Das bürgerliche und gesellschaftliche Recht auf
Religionsfreiheit berührt die intimste Sphäre des Gewissens. Es kann darum zum
richtunggebenden Kriterium und in gewissem Sinn zum Maß der anderen Grundrechte
werden«.(141)
Die Synode hat die vielen Brüder und Schwestern, die sich
noch nicht dieses Rechtes erfreuen, nicht vergessen. Um des Bekenntnisses ihres
Glaubens willen müssen sie Unannehmlichkeiten, Marginalisierung, Leid,
Verfolgung und zuweilen den Tod auf sich nehmen. Die Mehrheit dieser Brüder und
Schwestern sind christliche Laien. Die Verkündigung des Evangeliums und das
christliche Lebenszeugnis im Leid und im Martyrium stellen die Höchstform des
Apostolates der Jünger Christi dar, so wie die Liebe zum Herrn Jesus bis hin
zur Hingabe des Lebens eine außerordentliche Quelle der Fruchtbarkeit für den
Aufbau der Kirche darstellt. Der mystische Weinstock zeigt so seine
Lebenskraft, wie der heilige Augustinus es hervorhebt: »Wie es von den
Propheten und vom Herrn selbst vorherverkündet worden war, wurde dieser Weinstock,
der seine fruchtbaren Reben in der ganzen Welt verbreitet, um so
lebenskräftiger, als er mit dem vielen Blut der Märtyrer begossen wurde«.(142)
Die gesamte Kirche ist dankbar für dieses Beispiel und
für diese Gabe: In diesen ihren Söhnen und Töchtern findet sie den Grund, um
die Dynamik ihres heiligen und apostolischen Lebens zu erneuern. In diesem Sinn
hielten die Synodenväter es für ihre besondere Pflicht, »jenen Laien zu danken,
die als unermüdliche Zeugen des Glaubens, trotz der Freiheitseinschränkungen
und des Verzichtes auf geweihte Amtsträger, in Treue zum Apostolischen Stuhl
stehen.
Sie setzen alles, sogar das eigene Leben auf das Spiel.
Die Laien geben auf diese Weise Zeugnis von einer wesentlichen Eigenschaft der
Kirche: Die Kirche Gottes wird aus der Gnade Gottes, und diese Wahrheit kommt
im Martyrium auf vorzügliche Weise zum Ausdruck«.(143)
Was wir bis jetzt über die Ehrfurcht vor der personalen
Würde und die Anerkennung der Menschenrechte gesagt, ist Verantwortung eines
jeden Christen, eines jeden Menschen.

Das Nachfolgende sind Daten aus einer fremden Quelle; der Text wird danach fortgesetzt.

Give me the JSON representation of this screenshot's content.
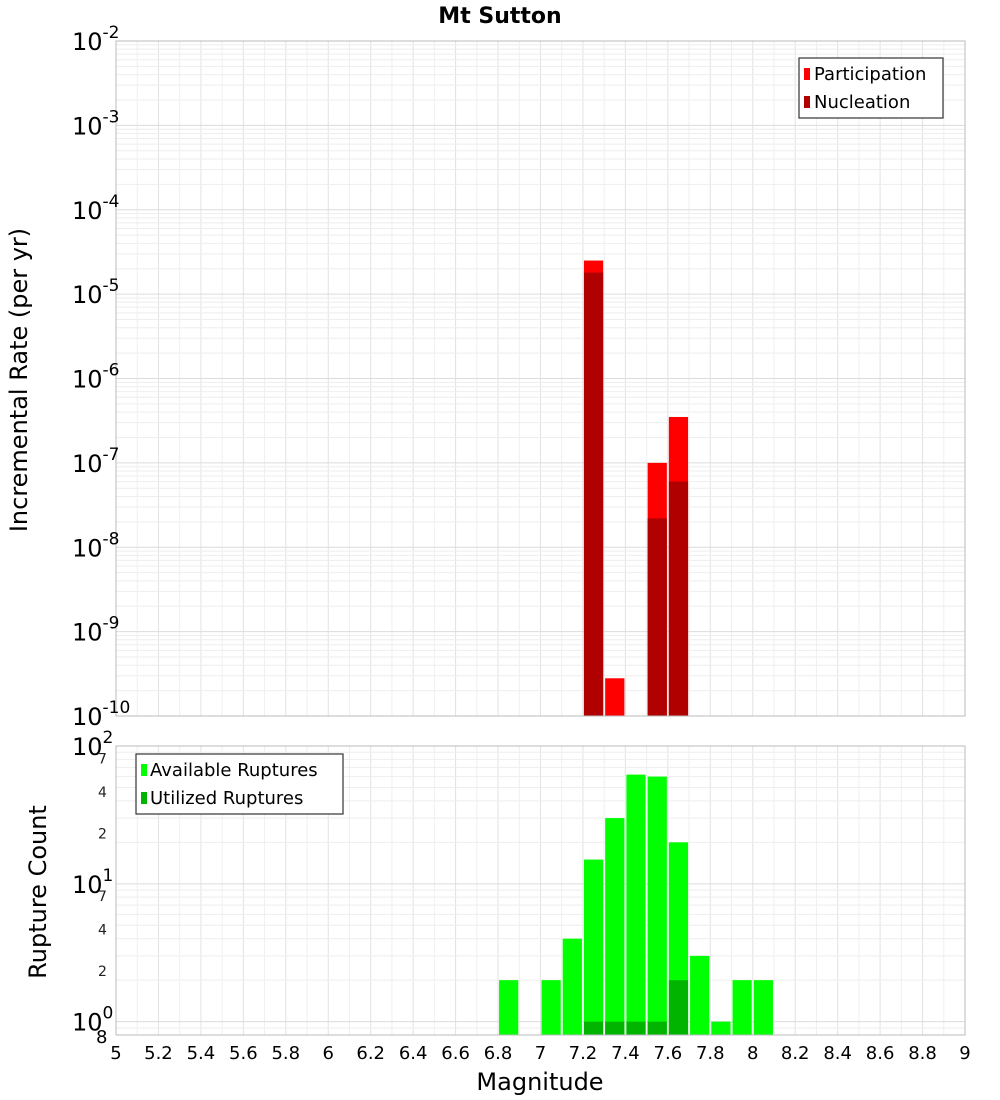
{
  "chart_data": [
    {
      "type": "bar",
      "title": "Mt Sutton",
      "xlabel": "",
      "ylabel": "Incremental Rate (per yr)",
      "y_scale": "log",
      "ylim_exponents": [
        -10,
        -2
      ],
      "xlim": [
        5,
        9
      ],
      "bar_width": 0.1,
      "grid": true,
      "legend_position": "top-right",
      "y_tick_exponents": [
        -2,
        -3,
        -4,
        -5,
        -6,
        -7,
        -8,
        -9,
        -10
      ],
      "series": [
        {
          "name": "Participation",
          "color": "#ff0000",
          "points": [
            {
              "x": 7.25,
              "y": 2.5e-05
            },
            {
              "x": 7.35,
              "y": 2.8e-10
            },
            {
              "x": 7.55,
              "y": 1e-07
            },
            {
              "x": 7.65,
              "y": 3.5e-07
            }
          ]
        },
        {
          "name": "Nucleation",
          "color": "#b00000",
          "points": [
            {
              "x": 7.25,
              "y": 1.8e-05
            },
            {
              "x": 7.55,
              "y": 2.2e-08
            },
            {
              "x": 7.65,
              "y": 6e-08
            }
          ]
        }
      ]
    },
    {
      "type": "bar",
      "title": "",
      "xlabel": "Magnitude",
      "ylabel": "Rupture Count",
      "y_scale": "log",
      "ylim": [
        0.8,
        100
      ],
      "xlim": [
        5,
        9
      ],
      "bar_width": 0.1,
      "grid": true,
      "legend_position": "top-left",
      "x_ticks": [
        "5",
        "5.2",
        "5.4",
        "5.6",
        "5.8",
        "6",
        "6.2",
        "6.4",
        "6.6",
        "6.8",
        "7",
        "7.2",
        "7.4",
        "7.6",
        "7.8",
        "8",
        "8.2",
        "8.4",
        "8.6",
        "8.8",
        "9"
      ],
      "y_major_ticks": [
        {
          "value": 100,
          "base": "10",
          "exp": "2"
        },
        {
          "value": 10,
          "base": "10",
          "exp": "1"
        },
        {
          "value": 1,
          "base": "10",
          "exp": "0"
        }
      ],
      "y_minor_ticks": [
        {
          "value": 70,
          "label": "7"
        },
        {
          "value": 40,
          "label": "4"
        },
        {
          "value": 20,
          "label": "2"
        },
        {
          "value": 7,
          "label": "7"
        },
        {
          "value": 4,
          "label": "4"
        },
        {
          "value": 2,
          "label": "2"
        },
        {
          "value": 0.8,
          "label": "8"
        }
      ],
      "series": [
        {
          "name": "Available Ruptures",
          "color": "#00ff00",
          "points": [
            {
              "x": 6.85,
              "y": 2
            },
            {
              "x": 7.05,
              "y": 2
            },
            {
              "x": 7.15,
              "y": 4
            },
            {
              "x": 7.25,
              "y": 15
            },
            {
              "x": 7.35,
              "y": 30
            },
            {
              "x": 7.45,
              "y": 62
            },
            {
              "x": 7.55,
              "y": 60
            },
            {
              "x": 7.65,
              "y": 20
            },
            {
              "x": 7.75,
              "y": 3
            },
            {
              "x": 7.85,
              "y": 1
            },
            {
              "x": 7.95,
              "y": 2
            },
            {
              "x": 8.05,
              "y": 2
            }
          ]
        },
        {
          "name": "Utilized Ruptures",
          "color": "#00b400",
          "points": [
            {
              "x": 7.25,
              "y": 1
            },
            {
              "x": 7.35,
              "y": 1
            },
            {
              "x": 7.45,
              "y": 1
            },
            {
              "x": 7.55,
              "y": 1
            },
            {
              "x": 7.65,
              "y": 2
            }
          ]
        }
      ]
    }
  ]
}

Wir müssen aber darauf hinweisen, daß
dieses Problem heute eine universelle Dimension kennt: es geht in der
Tat um eine Frage, die ganze Menschengruppen, ja ganze Völker, deren
Grundrechte gewaltsam zertreten werden, betrifft. Daraus ergeben sich in der
Entwicklung die Ungleichheiten zwischen den verschiedenen Welten, die in der
kürzlich erschienen Enzyklika Sollicitudo Rei Socialis offen
angeprangert worden sind.
Die Ehrfurcht vor dem Menschen geht über die Forderung
einer individuellen Moral hinaus, sie stellt sich als Grundkriterium, gleichsam
als wichtigster Grundpfeiler der Struktur der Gesellschaft selbst dar, weil
diese ganz auf die Person hingeordnet ist.
So kommt zur Verantwortung, dem Menschen zu dienen, die,
der Gesellschaft zu dienen; beides als allgemeines Ziel der christlichen
Inspirierung des säkularen Bereiches, zu der die Laien in der ihnen eigenen und
spezifischen Modalität berufen sind.